Most recently, MolDX approved NGS coverage for gene testing for familial adenomatous polyposis, BRCA1 and BRCA2, myeloproliferative disease, and Lynch syndrome, and more tests are on deck. “Right now there are three specific NGS tests being considered by the MolDX program for coverage,” Diaceutics’ Schreier says. The tests are comprehensive genomic profiles to guide treatment in patients with advanced primary fallopian tube and ovarian cancer, metastatic colorectal cancer, and metastatic melanoma. MolDX revisited these panels two weeks after the NCD was issued, Schreier notes.

Fetter

Fetter says more FDA approvals of NGS sequencing technologies are likely over time. “But we actually feel that if CMS is covering laboratory-​developed tests, many labs will continue to do LDTs in sequencing and simply go through the Medicare contractors” to win approval for reimbursement. Fetter hopes that labs will continue to push to get coverage for their specific NGS-based LDTs to supplement the FDA-approved tests, as well as push for expanded indications for coverage beyond those in the current NCD.
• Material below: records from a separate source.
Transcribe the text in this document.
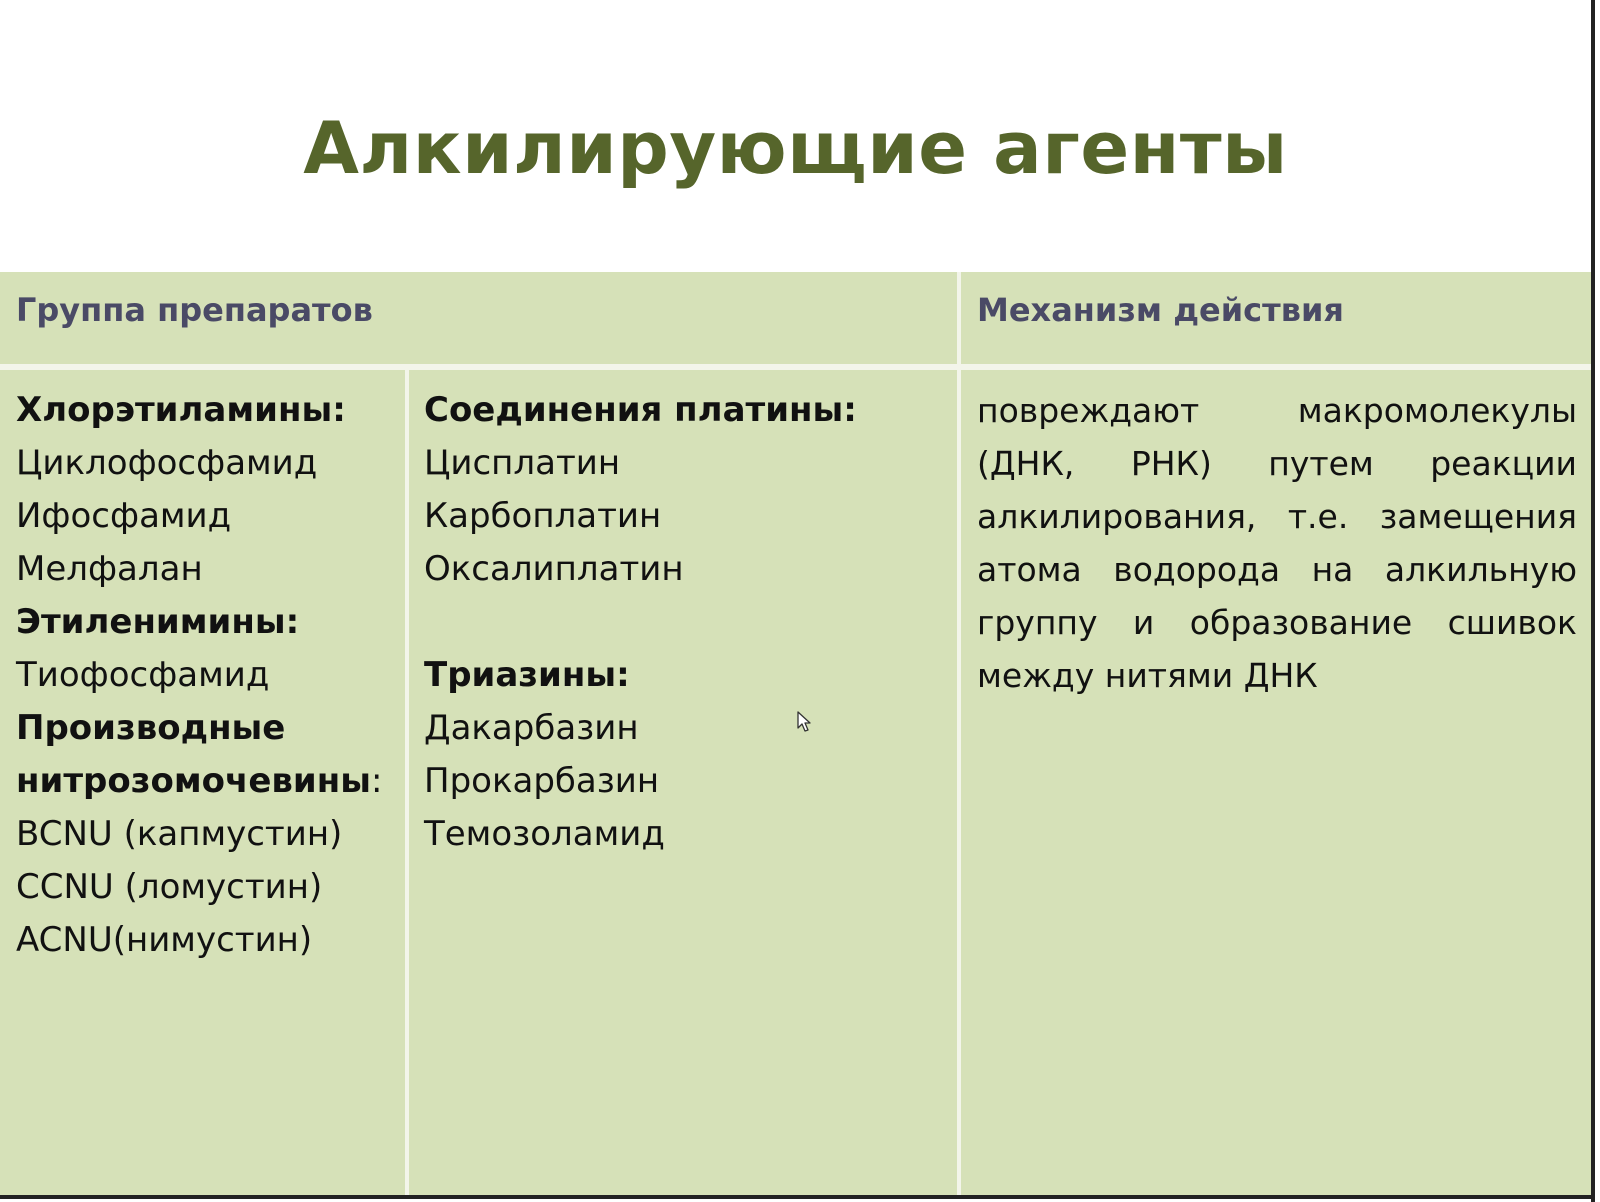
Алкилирующие агенты
Группа препаратов	Механизм действия
Хлорэтиламины:
Циклофосфамид
Ифосфамид
Мелфалан
Этиленимины:
Тиофосфамид
Производные
нитрозомочевины:
BCNU (капмустин)
CCNU (ломустин)
ACNU(нимустин)
Соединения платины:
Цисплатин
Карбоплатин
Оксалиплатин
Триазины:
Дакарбазин
Прокарбазин
Темозоламид
повреждают макромолекулы (ДНК, РНК) путем реакции алкилирования, т.е. замещения атома водорода на алкильную группу и образование сшивок между нитями ДНК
But a big problem for laboratories, Fetter says, is that the price point for testing with some of the genetic panels is way too low—$500 to $700. “When these prices were first released, it was well understood within the industry that they were too low, and people over time have become sort of passively accepting of it, but there are very few labs, if any, that can perform that testing at such a low cost. The specimens are very expensive, the logistical support and testing are very expensive, and the development is very expensive.”

People seeking approval of LDTs, he notes, appear to be seeking a new CPT code to get reimbursed at an appropriate rate, rather than be tied to the very low price for the established CPT codes. Xifin is encouraging more laboratories to work to get their LDTs approved through their MACs and to provide comments to the CMS on pricing and expanding their coverage indications for the NCD.

It was recently announced, Mathews says, that Foundation Medicine received a novel advanced diagnostic laboratory test, or ADLT, designation. “For a nine-month period starting July 1, CMS will reimburse FoundationOne CDx at a rate of $3,500 per test, which interestingly is less than their $5,800 list price,” Mathews says. The other assays do not have this designation, he adds, and will go through a process in which each individual carrier will set its own price before a final national price is established (gap-filling).

The coverage of evidence requirement, mandating that LDT developers demonstrate clinical utility of their NGS test, was a concern for many when it was part of the original draft of the NCD, though there was surprise when the CMS removed it in the final draft, Fetter says. “I do think it would be prohibitive for many laboratories trying to get into performing NGS for particular patients. So when CMS removed that requirement, most laboratories would have agreed that that removes a barrier to their performing that type of testing.” The laboratory community in general, he notes, believes approval should be based on just making sure there is clinical validation for the NGS tests they are running.

The laboratories in contact with Schreier have been positive about the NCD, and so are Diaceutics’ pharmaceutical clients. “The pharmaceutical companies are very keen to the need to understand what patient access there will be for NGS,” Schreier says, “because their drug pipelines are so dependent on the testing. And that access will depend on reimbursement, and the NCD is a step forward in getting NGS testing covered and reimbursed.” Since the NCD was announced, he has seen an uptick in drug companies’ announcements of collaborations with Foundation Medicine to develop companion diagnostic tests for their therapeutic assets.